When data changes over time, persistence means 1) retaining copies of all published versions of the data, and 2) maintaining stability of format from version to version. Changes to a data format should strive to be backwards compatible and use a two-stage deprecation process: warn first, then change.

The Association of Computing Machinery’s Recommendation on Open Government (February 2009) included two other unique principles:

(10) Safe file formats: “Government bodies publishing data online should always seek to publish using data formats that do not include executable content.”

Executable content within documents poses a security risk to users of the data because the executable content may be malware (viruses, worms, etc.).

Even with anti-virus software installed, malware is spread easily through file formats that contain natively executable code (.exe’s on Microsoft Windows), macros with full access to the user’s computer (Microsoft Office documents with macros enabled), and in rarer cases formats that permit scripting languages (PDFs) because such formats are prone to bugs. In many cases the best protection for a user is to simply not open files that may contain executable content. Governments should not ask a user to choose between their security and access to government information, and so open government data should avoid these formats.

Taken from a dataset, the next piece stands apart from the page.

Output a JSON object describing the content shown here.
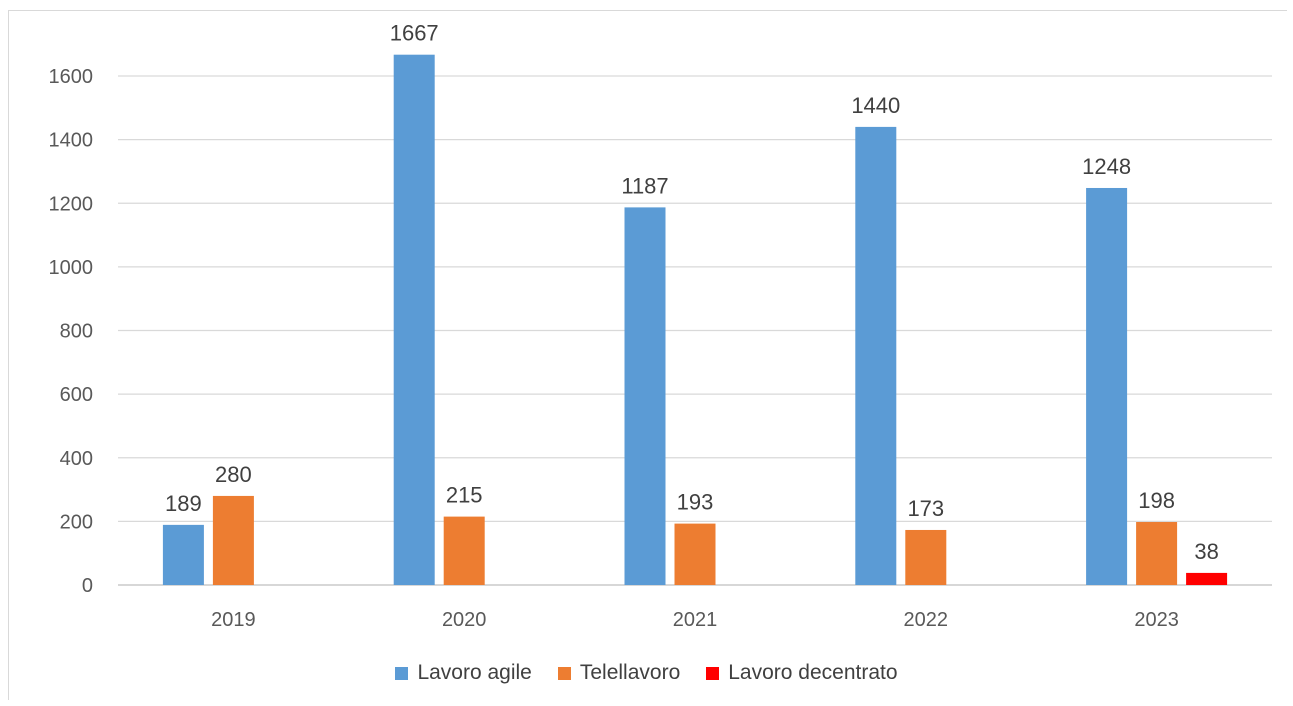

The most common violation of this principle has been the use of Microsoft Office documents with macros. These macros were once a widely used method of spreading computer viruses. This is rarer today, in part because of more useful security settings available in Microsoft products, and in part because since Microsoft Office 2007 documents with macros are saved in .–m files (.docm, .xlsm). The new file naming convention ensures document creators and document users can be sure that their files do not contain executable content. Documents that end in .–x (.docx, .xlsx) do not contain executable content and therefore satisfy the principle of safe file formats.

It is not widely known that the PDF format may contain executable content in the form of Javascript. Malware has been spread through Javascript in PDFs.1 While it is of course possible to create a PDF without Javascript, the user opening the document has no way to know whether any particular PDF is safe before opening it — by which point it may be too late. I am hesitant to call PDF an unsafe file format because of its enormous value for other reasons and the low incidence rate of PDF malware. But it cannot be called a safe file format.

(11) Provenance and trust: “Published content should be digitally signed or include attestation of publication/creation date, authenticity, and integrity.”

A digital signature is a method to ensure that, byte for byte, the data you have is the same as the data as published by its source. Digital signatures help data users validate the source of the data they find so that they can trust that the data has not been modified since it was published. Establishing provenance and trust in a machine-processable way is important for static information. This is sometimes called authenticity or authentication.

Authenticity has been emphasized lately primarily by the government document librarian community, and digital signatures are now a primary offering of the Government Printing Office’s FDSys database of federal government documents. Authenticity is also a core component of the Uniform Electronic Legal Materials Act movement2.

There are two significant reasons to beware of the significance of authenticity, however:

An often heard claim is that governments have a responsibility to use digital signatures to prevent government documents from being (illicitly) modified. This is not correct. Since it is the transformation of data into new forms by mediators that makes government data useful to citizens, modification is the point. (And it has always been this way. See the discussion of mediators in Open Government, Big Data, and Mediators.) On my website, I modify congressional data in every way that I present it to make it more accessible, informative, and actionable by my users — without making the presentation any less accurate. ( has bugs, but so does government data!) In this way digital signatures stand in contrast to the principle of analysis.

(There is unfortunately no method for a digital signature to be preserved when data is modified. Adaptations of data, analyses, visualizations, and corrections and cleanups to data necessarily change the bytes or add new bytes, breaking the digital signature.)

Additionally, non-technical users of government documents may not know how to properly validate a digital signature. While some software applications can validate digital signatures for users, such as Adobe Acrobat for PDF files, the simplicity offered by these applications can give a false sense of security. These programs are incredibly difficult to use properly, even by technologists. We are a long way from being able to teach citizens to recognize when a file hasn’t been digitally signed by a trusted authority.

The responsibility governments do have is ensuring that those who want original government documents — the mediators themselves, archivists, researchers, and enterprising citizens — can in fact get them now and in the future. Digital signatures should be a part of government information dissemination and preservation but should not hinder dissemination or prevent the analysis and reuse of government data.